Synthetic colours may still be more prevalent than natural colours in foods and beverages, but natural is catching up as manufacturers increasingly look first to natural ingredients in developing new products – however, challenges remain.
The trend for natural colours was given a major boost in the European Union in 2010 when lawmakers imposed a warning label on foods containing six colours that a study had linked to hyperactivity in children – despite much debate about the validity of the study’s conclusions – and consumers’ general desire for natural foods has also driven manufacturers away from synthetic colours.
Meanwhile, consumer concern about artificial colours has increased and in 2011, 92% of consumers surveyed across ten countries by market research firm Nielsen said they were concerned about artificial colours, and more than three quarters (78%) said they would be willing to pay a premium for naturally coloured foods.
But there are still some big challenges for manufacturers looking to switch out synthetic colours and replace them with natural equivalents.
Bigger isn’t always better…
One issue is the bulkiness of fruit and vegetable extracts in particular, which may require the use of far larger volumes than synthetic colourants.
Principal product technologist for Nestlé, Steve Tolliday, told delegates at the HIE conference in Frankfurt in November that when the company was reformulating one of its confectionery brands to remove artificial colours, it had to use 21 kilograms of natural food colouring per batch to achieve the desired colour effect – compared to just 100 grams of artificial colouring.
“You can go from the equivalent of a teabag-size of colour to a big bag of colour,” he said. “This increase in volume of could can have an effect on the recipe itself and the colour becomes much more significant.”
Other challenges include the reduced light and heat stability of many natural alternatives; changes in the necessary storage conditions; effects on product pH; increased cost; and consumer acceptability of the colour itself.
Heat, light and air
Some of the world’s biggest companies are still looking for solutions to key issues like stability. Unilever, for example, is looking for help in finding a natural red colour for fruit and dairy applications through its open innovation platform .

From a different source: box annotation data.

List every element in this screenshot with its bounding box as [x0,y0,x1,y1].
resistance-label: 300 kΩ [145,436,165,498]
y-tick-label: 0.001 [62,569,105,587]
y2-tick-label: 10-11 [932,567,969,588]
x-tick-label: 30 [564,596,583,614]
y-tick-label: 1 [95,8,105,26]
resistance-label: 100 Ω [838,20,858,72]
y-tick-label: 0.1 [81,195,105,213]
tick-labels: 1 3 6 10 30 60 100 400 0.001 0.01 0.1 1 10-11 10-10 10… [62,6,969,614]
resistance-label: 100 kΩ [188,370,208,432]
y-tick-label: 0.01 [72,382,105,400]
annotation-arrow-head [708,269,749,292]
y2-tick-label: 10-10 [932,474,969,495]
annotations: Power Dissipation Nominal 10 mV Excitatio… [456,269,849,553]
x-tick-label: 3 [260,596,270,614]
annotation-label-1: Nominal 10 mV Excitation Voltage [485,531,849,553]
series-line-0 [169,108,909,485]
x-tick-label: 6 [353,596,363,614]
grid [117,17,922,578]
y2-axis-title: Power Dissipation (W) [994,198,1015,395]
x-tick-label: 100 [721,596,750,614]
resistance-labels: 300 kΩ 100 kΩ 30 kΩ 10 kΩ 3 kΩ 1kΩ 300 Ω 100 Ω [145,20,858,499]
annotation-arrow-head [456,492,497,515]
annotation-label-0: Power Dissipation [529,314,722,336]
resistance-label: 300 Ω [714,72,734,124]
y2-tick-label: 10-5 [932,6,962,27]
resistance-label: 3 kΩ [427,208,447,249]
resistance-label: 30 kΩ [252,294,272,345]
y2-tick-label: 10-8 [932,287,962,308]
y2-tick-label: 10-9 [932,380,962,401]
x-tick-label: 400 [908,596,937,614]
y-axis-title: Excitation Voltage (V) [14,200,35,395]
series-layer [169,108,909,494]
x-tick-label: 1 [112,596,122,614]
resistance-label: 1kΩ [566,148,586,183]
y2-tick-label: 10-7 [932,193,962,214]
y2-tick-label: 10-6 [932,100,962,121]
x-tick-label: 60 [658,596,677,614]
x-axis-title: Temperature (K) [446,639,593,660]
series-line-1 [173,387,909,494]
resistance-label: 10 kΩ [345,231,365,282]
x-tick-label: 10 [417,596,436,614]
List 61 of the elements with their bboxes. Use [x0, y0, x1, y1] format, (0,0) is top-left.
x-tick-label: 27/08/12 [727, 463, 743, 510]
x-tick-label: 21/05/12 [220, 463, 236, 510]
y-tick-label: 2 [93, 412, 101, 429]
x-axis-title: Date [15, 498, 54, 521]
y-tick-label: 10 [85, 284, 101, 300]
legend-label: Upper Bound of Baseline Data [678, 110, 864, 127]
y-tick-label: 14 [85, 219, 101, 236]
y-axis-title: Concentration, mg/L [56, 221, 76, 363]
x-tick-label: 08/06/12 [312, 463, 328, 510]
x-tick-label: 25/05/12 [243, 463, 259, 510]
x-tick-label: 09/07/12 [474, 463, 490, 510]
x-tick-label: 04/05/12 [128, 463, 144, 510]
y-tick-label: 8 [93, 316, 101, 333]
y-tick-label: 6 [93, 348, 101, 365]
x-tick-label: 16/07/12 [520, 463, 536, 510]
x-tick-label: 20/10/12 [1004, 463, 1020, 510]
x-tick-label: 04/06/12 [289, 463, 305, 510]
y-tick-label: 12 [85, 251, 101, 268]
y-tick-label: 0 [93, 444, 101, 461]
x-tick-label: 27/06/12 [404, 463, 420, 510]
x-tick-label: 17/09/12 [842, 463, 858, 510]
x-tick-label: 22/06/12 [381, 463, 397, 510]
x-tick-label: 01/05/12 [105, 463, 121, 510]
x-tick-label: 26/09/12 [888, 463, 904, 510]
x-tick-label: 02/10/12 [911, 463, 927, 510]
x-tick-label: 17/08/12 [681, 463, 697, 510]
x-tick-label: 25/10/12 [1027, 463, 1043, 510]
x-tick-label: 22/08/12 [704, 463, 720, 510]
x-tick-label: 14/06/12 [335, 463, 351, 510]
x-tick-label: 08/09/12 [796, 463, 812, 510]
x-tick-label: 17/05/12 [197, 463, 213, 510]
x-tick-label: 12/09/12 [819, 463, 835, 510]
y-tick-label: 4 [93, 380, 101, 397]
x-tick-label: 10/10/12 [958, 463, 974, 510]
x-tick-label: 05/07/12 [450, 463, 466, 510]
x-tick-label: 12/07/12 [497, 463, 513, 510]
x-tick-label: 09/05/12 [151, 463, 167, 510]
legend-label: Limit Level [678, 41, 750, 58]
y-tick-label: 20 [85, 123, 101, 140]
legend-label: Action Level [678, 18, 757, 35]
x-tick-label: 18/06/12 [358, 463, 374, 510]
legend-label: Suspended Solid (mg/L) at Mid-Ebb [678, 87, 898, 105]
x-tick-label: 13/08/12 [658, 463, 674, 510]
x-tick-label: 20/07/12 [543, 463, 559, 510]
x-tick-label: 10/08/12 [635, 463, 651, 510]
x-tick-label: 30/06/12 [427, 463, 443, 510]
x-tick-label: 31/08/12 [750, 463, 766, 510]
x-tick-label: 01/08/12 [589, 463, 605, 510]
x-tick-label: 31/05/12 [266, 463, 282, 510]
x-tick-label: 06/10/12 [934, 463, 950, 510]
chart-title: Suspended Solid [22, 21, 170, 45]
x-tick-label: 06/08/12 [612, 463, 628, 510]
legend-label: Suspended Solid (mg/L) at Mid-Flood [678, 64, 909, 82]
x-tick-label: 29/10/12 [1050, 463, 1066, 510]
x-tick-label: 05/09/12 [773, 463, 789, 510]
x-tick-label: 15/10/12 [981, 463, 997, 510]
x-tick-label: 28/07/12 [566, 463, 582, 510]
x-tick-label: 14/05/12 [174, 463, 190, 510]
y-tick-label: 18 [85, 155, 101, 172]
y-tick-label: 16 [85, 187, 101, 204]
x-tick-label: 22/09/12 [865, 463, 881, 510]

The challenge, it says, is to find a natural alternative to carmine, which is not very stable when exposed to heat, light and oxygen, or when carmine-containing products are stored for a long time. Another option could be to find a natural stabiliser for carmine, the company says.
Tolliday says that Nestlé’s product development teams have had to spend a lot more time thinking about how to make products visually appealing despite opaque packaging, which may enable the use of more light-sensitive colours.
However, there have been advances over the past few years. Boundaries have been pushed in terms of heat stability, and new colour sources have been identified and developed.